- Born: 21 January 1880 Battersea
- Died: 16 August 1958 (aged 78) Kingswood, Surrey
- Occupation: Secretary of the Anti Vaccination League
- Known for: Anti vaccination activist

= Lily Loat =

British anti-vaccination activist (1880–1958)

Lily Loat (21 January 1880 – 16 August 1958) was a British anti-vaccination activist. She was the Secretary of the National Anti-Vaccination League for nearly 50 years.

==Life==
Loat was born in Battersea in about 1880 and her father was John Loat. She was head pupil at Tiffin Girls' School in Kingston-on-Thames. After leaving school, she took shorthand lessons and gained her a position at the National Anti-Vaccination League. She worked for the league's secretary answering correspondence and during this time she became a strong supporter of the league. When the secretary resigned she was soon confirmed as the replacement secretary at the beginning of 1909.

During 1920s and 1930s, she was on occasion invited to speak internationally.
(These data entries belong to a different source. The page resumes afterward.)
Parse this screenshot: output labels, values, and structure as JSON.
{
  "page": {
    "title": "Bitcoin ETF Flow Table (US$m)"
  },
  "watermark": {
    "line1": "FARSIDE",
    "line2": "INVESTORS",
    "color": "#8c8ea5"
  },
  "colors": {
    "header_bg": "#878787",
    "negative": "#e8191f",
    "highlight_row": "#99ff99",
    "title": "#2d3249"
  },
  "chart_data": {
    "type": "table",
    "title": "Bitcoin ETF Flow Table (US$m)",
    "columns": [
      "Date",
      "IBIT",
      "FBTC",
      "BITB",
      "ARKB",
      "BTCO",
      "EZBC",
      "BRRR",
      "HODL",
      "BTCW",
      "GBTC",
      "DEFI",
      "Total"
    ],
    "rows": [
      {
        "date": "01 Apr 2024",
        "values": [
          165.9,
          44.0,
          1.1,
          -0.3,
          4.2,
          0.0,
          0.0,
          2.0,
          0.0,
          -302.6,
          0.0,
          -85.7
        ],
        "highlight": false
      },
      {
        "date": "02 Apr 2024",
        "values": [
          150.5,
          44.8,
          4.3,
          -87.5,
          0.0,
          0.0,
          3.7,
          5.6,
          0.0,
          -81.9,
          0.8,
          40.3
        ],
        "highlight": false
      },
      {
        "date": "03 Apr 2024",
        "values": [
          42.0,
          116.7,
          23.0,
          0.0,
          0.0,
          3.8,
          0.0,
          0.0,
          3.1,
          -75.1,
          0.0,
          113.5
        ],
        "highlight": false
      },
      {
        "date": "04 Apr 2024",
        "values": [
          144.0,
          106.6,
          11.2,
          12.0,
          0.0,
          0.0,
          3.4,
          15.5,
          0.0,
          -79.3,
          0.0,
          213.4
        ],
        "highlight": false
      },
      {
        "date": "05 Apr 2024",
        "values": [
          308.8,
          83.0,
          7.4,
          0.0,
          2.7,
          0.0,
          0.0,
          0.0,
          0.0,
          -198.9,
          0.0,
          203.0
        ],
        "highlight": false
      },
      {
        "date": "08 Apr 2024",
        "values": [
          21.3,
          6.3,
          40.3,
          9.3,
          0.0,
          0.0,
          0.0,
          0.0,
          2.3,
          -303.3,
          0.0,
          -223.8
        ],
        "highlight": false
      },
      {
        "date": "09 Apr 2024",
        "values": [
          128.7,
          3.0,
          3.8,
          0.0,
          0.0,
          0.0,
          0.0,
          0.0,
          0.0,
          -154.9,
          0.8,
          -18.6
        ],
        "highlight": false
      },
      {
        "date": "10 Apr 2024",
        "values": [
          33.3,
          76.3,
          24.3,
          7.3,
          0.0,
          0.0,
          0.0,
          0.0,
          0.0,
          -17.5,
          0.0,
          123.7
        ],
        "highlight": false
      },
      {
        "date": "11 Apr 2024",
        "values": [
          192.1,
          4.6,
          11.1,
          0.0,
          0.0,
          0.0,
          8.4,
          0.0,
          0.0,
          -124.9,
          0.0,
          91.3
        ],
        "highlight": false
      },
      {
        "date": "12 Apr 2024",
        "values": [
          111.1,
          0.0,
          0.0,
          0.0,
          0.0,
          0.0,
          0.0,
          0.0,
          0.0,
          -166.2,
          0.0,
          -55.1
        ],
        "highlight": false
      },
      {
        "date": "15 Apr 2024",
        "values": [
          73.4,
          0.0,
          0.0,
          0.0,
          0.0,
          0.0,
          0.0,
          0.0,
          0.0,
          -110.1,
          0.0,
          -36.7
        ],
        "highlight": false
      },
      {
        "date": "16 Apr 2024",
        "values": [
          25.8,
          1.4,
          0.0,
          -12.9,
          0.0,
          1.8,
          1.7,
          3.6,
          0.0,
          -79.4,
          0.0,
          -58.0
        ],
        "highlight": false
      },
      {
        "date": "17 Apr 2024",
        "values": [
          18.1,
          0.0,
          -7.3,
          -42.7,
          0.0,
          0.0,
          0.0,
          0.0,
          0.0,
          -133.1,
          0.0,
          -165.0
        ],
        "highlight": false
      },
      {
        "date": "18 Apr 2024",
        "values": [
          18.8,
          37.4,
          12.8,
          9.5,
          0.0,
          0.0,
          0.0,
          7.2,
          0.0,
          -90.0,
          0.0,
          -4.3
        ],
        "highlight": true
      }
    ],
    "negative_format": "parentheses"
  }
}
The League's journal The Vaccination Inquirer and Health Review had been published since 1880. Loat took on the editorship of the journal in 1932. In 1951, Loat published The Truth about Vaccination and Immunization. This was a small book that itemised the arguments against vaccination. Loat was also opposed to vivisection.

Loat died in Kingswood in Surrey in 1958. She was working for the National Anti-Vaccination League whilst in hospital during her final illness.